The Collatz conjecture is the prime example of the limitations of thinking in terms of branch coverage. It can be written as a recursive function in 5 lines of code with only three branches. That’s great, except we have no idea if it’s true or not, and no amount of tests can prove either way.
Here’s the code for generating the Collatz process:
function collatz(n: number): boolean {
if (n === 1) {
return true;
}
return n % 2 === 0 ? collatz(n / 2) : collatz(3 * n + 1);
}
It’s quite simple, by almost any metric. Just a couple of conditionals, and some plain arithmetic. The conjecture is that this always returns true: no matter the starting number, all paths should end at 1, says Collatz.

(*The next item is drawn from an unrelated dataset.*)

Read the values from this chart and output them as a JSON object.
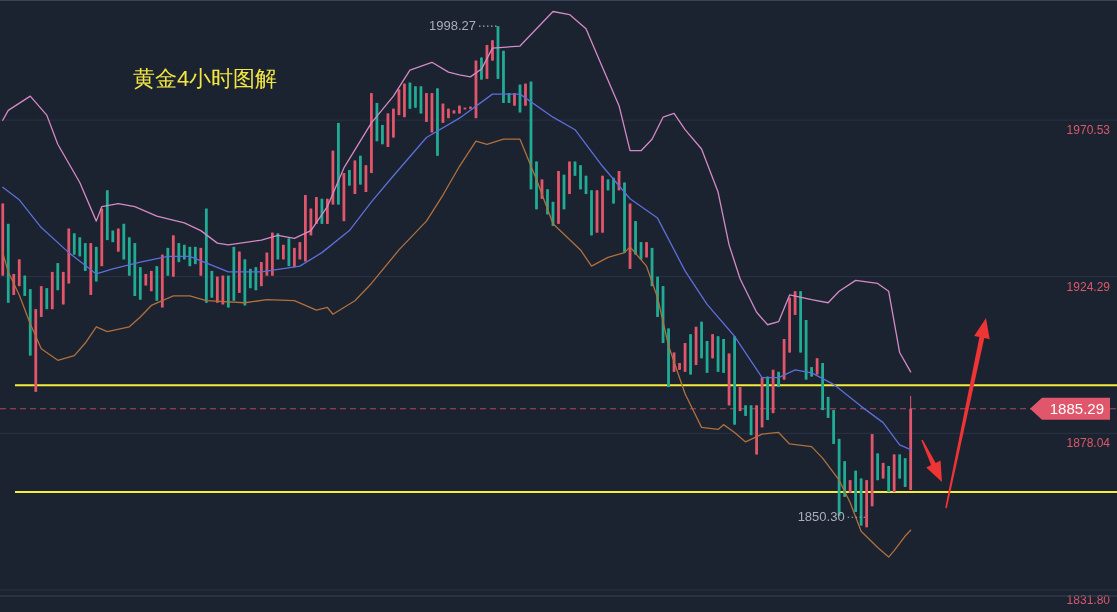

There’s only a few lines of code. Let’s just test all the branches. To make this a little more explicit, let’s unwind the ternary into an if-else:
function collatz(n: number): boolean {
if (n === 1) {
return true;
}
if (n % 2 === 0) {
return collatz(n / 2)
} else {
return collatz(3 * n + 1);
}
}
We only need 2 test cases to hit all 3 branches: n=2, and n=3. Here’s the sequence of n values that result in each case, just to get a feel for how the state progresses:
n=2 -> n=1 ==> true
n=3 -> n=10 -> n=5 -> n=16 -> n=8 -> n=4 -> n=2 -> n=1 ==> true
That was easy. All the branches are covered. There’s just one problem: since it was proposed in the 1930s, the entirety of the math community has been unable to prove this true or not. We don’t know if this is just a pattern up to some gigantic value of n, after which it breaks down, or if it’s the real deal and we can finally watch it grow up into a real theorem. We simply don’t know for sure if it’s always true, or even within what bounds it is true. The issue is that the state oscillates. If we could show that every iteration of the recursion produced a smaller value, then we’d be sure that we’ll always get down to 1. But when n is odd, we go up. The progress is inconsistent. It, pretty surprisingly given its apparent simplicity, completely eludes our species.
Look back at the above test cases and how they create sequences of n values. Sequences like this are what software behavior boils down to. A program is really two things: its code, along with the set of all behaviors that it produces. Branch coverage is a statement about the code, but it doesn’t touch the full breadth of the runtime behavior of the program. And the runtime behavior is what determines correctness.
This is why a tiny little function can lead to an unknowable question. There are lots of numbers, so lots of possible sequences of n, and in this case the code branches keep getting revisited until the program terminates. That is, if it terminates.
Branch coverage will get a small glimpse of your code’s behavior, but it isn’t enough to prove the Collatz conjecture.